Ha! Not a bad idea (New York lawyers are pretty rich) -- but I work for a nonprofit, so you wouldn't get much out of me.

I see your point about projecting, but how far out is the $11 trillion projection? Is that the "indefinite" time frame? Is it 2064? Do the projections that pensions make to be fully funded go out 60 years? That kind of time horizon strikes me as a little hard to gauge.

You're absolutely right that payroll taxes, not the taxes Bush cut, fund Social Security. But I don't think it's irrelevant. Your side of the debate talks a lot about 2018 (2017, sorry), when benefits paid out will be less than payroll taxes taken in. If the excess regressive payroll taxes collected from 1983 through 2017 were saved rather than used to mask deficits caused in part by tax cuts for the rich, then this date wouldn't be much of a problem, but it's now an issue because of that.

Even putting that issue aside, as long as we're fashioning proposals to remake Social Security, why not consider switching to a different taxation formula? I was responding to your request for Social Security funding solutions. If diversion of payroll taxes to private (or personal, whatever) accounts is on the table, I don't see why we can't rethink the payroll tax as the sole funding mechanism for Social Security.

 
At 1:38 AM, Blogger Greg said...

The $11.1 trillion figure is the estimate needed to fully fund Social Security, with its current benefit levels, forever, given best estimates about future mortality and population growth. Fully funded pensions do have to make these types of calculations for the indefinite time frame.

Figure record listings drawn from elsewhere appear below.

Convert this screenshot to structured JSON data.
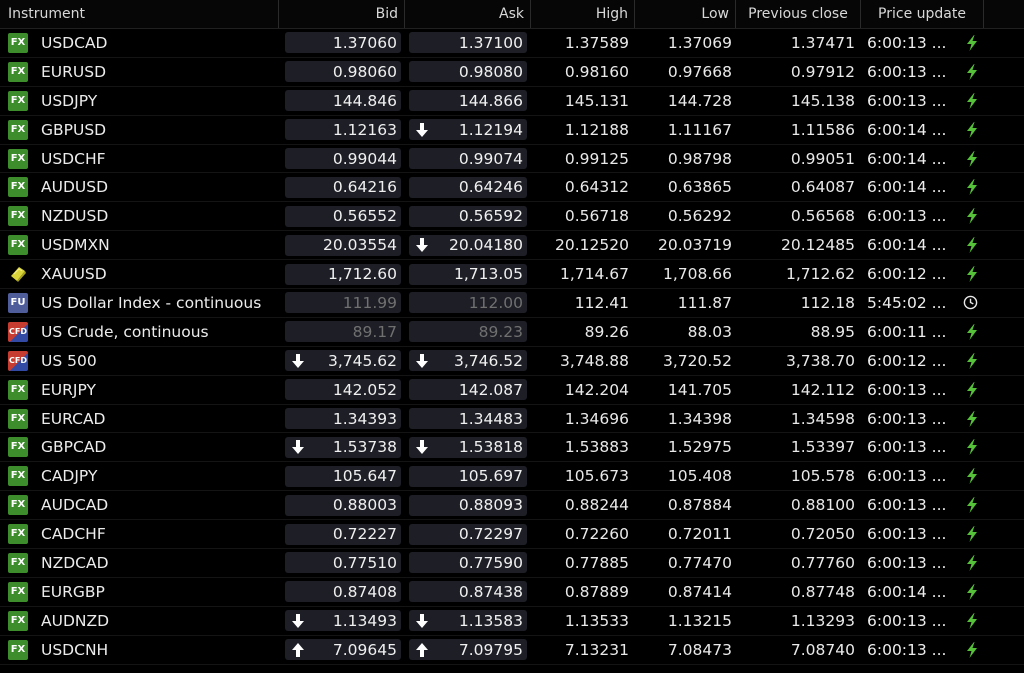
{
  "headers": {
    "instrument": "Instrument",
    "bid": "Bid",
    "ask": "Ask",
    "high": "High",
    "low": "Low",
    "prev_close": "Previous close",
    "price_update": "Price update"
  },
  "rows": [
    {
      "badge": "fx",
      "badge_text": "FX",
      "name": "USDCAD",
      "bid": "1.37060",
      "bid_arrow": "",
      "ask": "1.37100",
      "ask_arrow": "",
      "high": "1.37589",
      "low": "1.37069",
      "prev": "1.37471",
      "time": "6:00:13 ...",
      "status": "bolt",
      "muted": false
    },
    {
      "badge": "fx",
      "badge_text": "FX",
      "name": "EURUSD",
      "bid": "0.98060",
      "bid_arrow": "",
      "ask": "0.98080",
      "ask_arrow": "",
      "high": "0.98160",
      "low": "0.97668",
      "prev": "0.97912",
      "time": "6:00:13 ...",
      "status": "bolt",
      "muted": false
    },
    {
      "badge": "fx",
      "badge_text": "FX",
      "name": "USDJPY",
      "bid": "144.846",
      "bid_arrow": "",
      "ask": "144.866",
      "ask_arrow": "",
      "high": "145.131",
      "low": "144.728",
      "prev": "145.138",
      "time": "6:00:13 ...",
      "status": "bolt",
      "muted": false
    },
    {
      "badge": "fx",
      "badge_text": "FX",
      "name": "GBPUSD",
      "bid": "1.12163",
      "bid_arrow": "",
      "ask": "1.12194",
      "ask_arrow": "down",
      "high": "1.12188",
      "low": "1.11167",
      "prev": "1.11586",
      "time": "6:00:14 ...",
      "status": "bolt",
      "muted": false
    },
    {
      "badge": "fx",
      "badge_text": "FX",
      "name": "USDCHF",
      "bid": "0.99044",
      "bid_arrow": "",
      "ask": "0.99074",
      "ask_arrow": "",
      "high": "0.99125",
      "low": "0.98798",
      "prev": "0.99051",
      "time": "6:00:14 ...",
      "status": "bolt",
      "muted": false
    },
    {
      "badge": "fx",
      "badge_text": "FX",
      "name": "AUDUSD",
      "bid": "0.64216",
      "bid_arrow": "",
      "ask": "0.64246",
      "ask_arrow": "",
      "high": "0.64312",
      "low": "0.63865",
      "prev": "0.64087",
      "time": "6:00:14 ...",
      "status": "bolt",
      "muted": false
    },
    {
      "badge": "fx",
      "badge_text": "FX",
      "name": "NZDUSD",
      "bid": "0.56552",
      "bid_arrow": "",
      "ask": "0.56592",
      "ask_arrow": "",
      "high": "0.56718",
      "low": "0.56292",
      "prev": "0.56568",
      "time": "6:00:13 ...",
      "status": "bolt",
      "muted": false
    },
    {
      "badge": "fx",
      "badge_text": "FX",
      "name": "USDMXN",
      "bid": "20.03554",
      "bid_arrow": "",
      "ask": "20.04180",
      "ask_arrow": "down",
      "high": "20.12520",
      "low": "20.03719",
      "prev": "20.12485",
      "time": "6:00:14 ...",
      "status": "bolt",
      "muted": false
    },
    {
      "badge": "gold",
      "badge_text": "",
      "name": "XAUUSD",
      "bid": "1,712.60",
      "bid_arrow": "",
      "ask": "1,713.05",
      "ask_arrow": "",
      "high": "1,714.67",
      "low": "1,708.66",
      "prev": "1,712.62",
      "time": "6:00:12 ...",
      "status": "bolt",
      "muted": false
    },
    {
      "badge": "fu",
      "badge_text": "FU",
      "name": "US Dollar Index - continuous",
      "bid": "111.99",
      "bid_arrow": "",
      "ask": "112.00",
      "ask_arrow": "",
      "high": "112.41",
      "low": "111.87",
      "prev": "112.18",
      "time": "5:45:02 ...",
      "status": "clock",
      "muted": true
    },
    {
      "badge": "cfd",
      "badge_text": "CFD",
      "name": "US Crude, continuous",
      "bid": "89.17",
      "bid_arrow": "",
      "ask": "89.23",
      "ask_arrow": "",
      "high": "89.26",
      "low": "88.03",
      "prev": "88.95",
      "time": "6:00:11 ...",
      "status": "bolt",
      "muted": true
    },
    {
      "badge": "cfd",
      "badge_text": "CFD",
      "name": "US 500",
      "bid": "3,745.62",
      "bid_arrow": "down",
      "ask": "3,746.52",
      "ask_arrow": "down",
      "high": "3,748.88",
      "low": "3,720.52",
      "prev": "3,738.70",
      "time": "6:00:12 ...",
      "status": "bolt",
      "muted": false
    },
    {
      "badge": "fx",
      "badge_text": "FX",
      "name": "EURJPY",
      "bid": "142.052",
      "bid_arrow": "",
      "ask": "142.087",
      "ask_arrow": "",
      "high": "142.204",
      "low": "141.705",
      "prev": "142.112",
      "time": "6:00:13 ...",
      "status": "bolt",
      "muted": false
    },
    {
      "badge": "fx",
      "badge_text": "FX",
      "name": "EURCAD",
      "bid": "1.34393",
      "bid_arrow": "",
      "ask": "1.34483",
      "ask_arrow": "",
      "high": "1.34696",
      "low": "1.34398",
      "prev": "1.34598",
      "time": "6:00:13 ...",
      "status": "bolt",
      "muted": false
    },
    {
      "badge": "fx",
      "badge_text": "FX",
      "name": "GBPCAD",
      "bid": "1.53738",
      "bid_arrow": "down",
      "ask": "1.53818",
      "ask_arrow": "down",
      "high": "1.53883",
      "low": "1.52975",
      "prev": "1.53397",
      "time": "6:00:13 ...",
      "status": "bolt",
      "muted": false
    },
    {
      "badge": "fx",
      "badge_text": "FX",
      "name": "CADJPY",
      "bid": "105.647",
      "bid_arrow": "",
      "ask": "105.697",
      "ask_arrow": "",
      "high": "105.673",
      "low": "105.408",
      "prev": "105.578",
      "time": "6:00:13 ...",
      "status": "bolt",
      "muted": false
    },
    {
      "badge": "fx",
      "badge_text": "FX",
      "name": "AUDCAD",
      "bid": "0.88003",
      "bid_arrow": "",
      "ask": "0.88093",
      "ask_arrow": "",
      "high": "0.88244",
      "low": "0.87884",
      "prev": "0.88100",
      "time": "6:00:13 ...",
      "status": "bolt",
      "muted": false
    },
    {
      "badge": "fx",
      "badge_text": "FX",
      "name": "CADCHF",
      "bid": "0.72227",
      "bid_arrow": "",
      "ask": "0.72297",
      "ask_arrow": "",
      "high": "0.72260",
      "low": "0.72011",
      "prev": "0.72050",
      "time": "6:00:13 ...",
      "status": "bolt",
      "muted": false
    },
    {
      "badge": "fx",
      "badge_text": "FX",
      "name": "NZDCAD",
      "bid": "0.77510",
      "bid_arrow": "",
      "ask": "0.77590",
      "ask_arrow": "",
      "high": "0.77885",
      "low": "0.77470",
      "prev": "0.77760",
      "time": "6:00:13 ...",
      "status": "bolt",
      "muted": false
    },
    {
      "badge": "fx",
      "badge_text": "FX",
      "name": "EURGBP",
      "bid": "0.87408",
      "bid_arrow": "",
      "ask": "0.87438",
      "ask_arrow": "",
      "high": "0.87889",
      "low": "0.87414",
      "prev": "0.87748",
      "time": "6:00:14 ...",
      "status": "bolt",
      "muted": false
    },
    {
      "badge": "fx",
      "badge_text": "FX",
      "name": "AUDNZD",
      "bid": "1.13493",
      "bid_arrow": "down",
      "ask": "1.13583",
      "ask_arrow": "down",
      "high": "1.13533",
      "low": "1.13215",
      "prev": "1.13293",
      "time": "6:00:13 ...",
      "status": "bolt",
      "muted": false
    },
    {
      "badge": "fx",
      "badge_text": "FX",
      "name": "USDCNH",
      "bid": "7.09645",
      "bid_arrow": "up",
      "ask": "7.09795",
      "ask_arrow": "up",
      "high": "7.13231",
      "low": "7.08473",
      "prev": "7.08740",
      "time": "6:00:13 ...",
      "status": "bolt",
      "muted": false
    }
  ],
  "colors": {
    "bolt": "#56c23a",
    "fx_badge": "#3d8d2c",
    "pill_bg": "#1d1e26",
    "background": "#000000"
  }
}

Far enough in the future, present values of amounts are trivial. But that's when you're trying to estimate the mismatch in a fully funded pension plan. In the case of Social Security, when you're trying just to fund the system through a set date, leaving nothing left in the system for future loss, that's a significant difference. ($7 trillion, or so.)

I do not think we should fund Social Security out of general revenues on a going-forward basis. It would radically transform the program from a national pension system to just another welfare program, and I think the consequences would be dire. However, I am willing to consider a temporary funding of shortfalls for a transformation of the system involving inviolable personal accounts.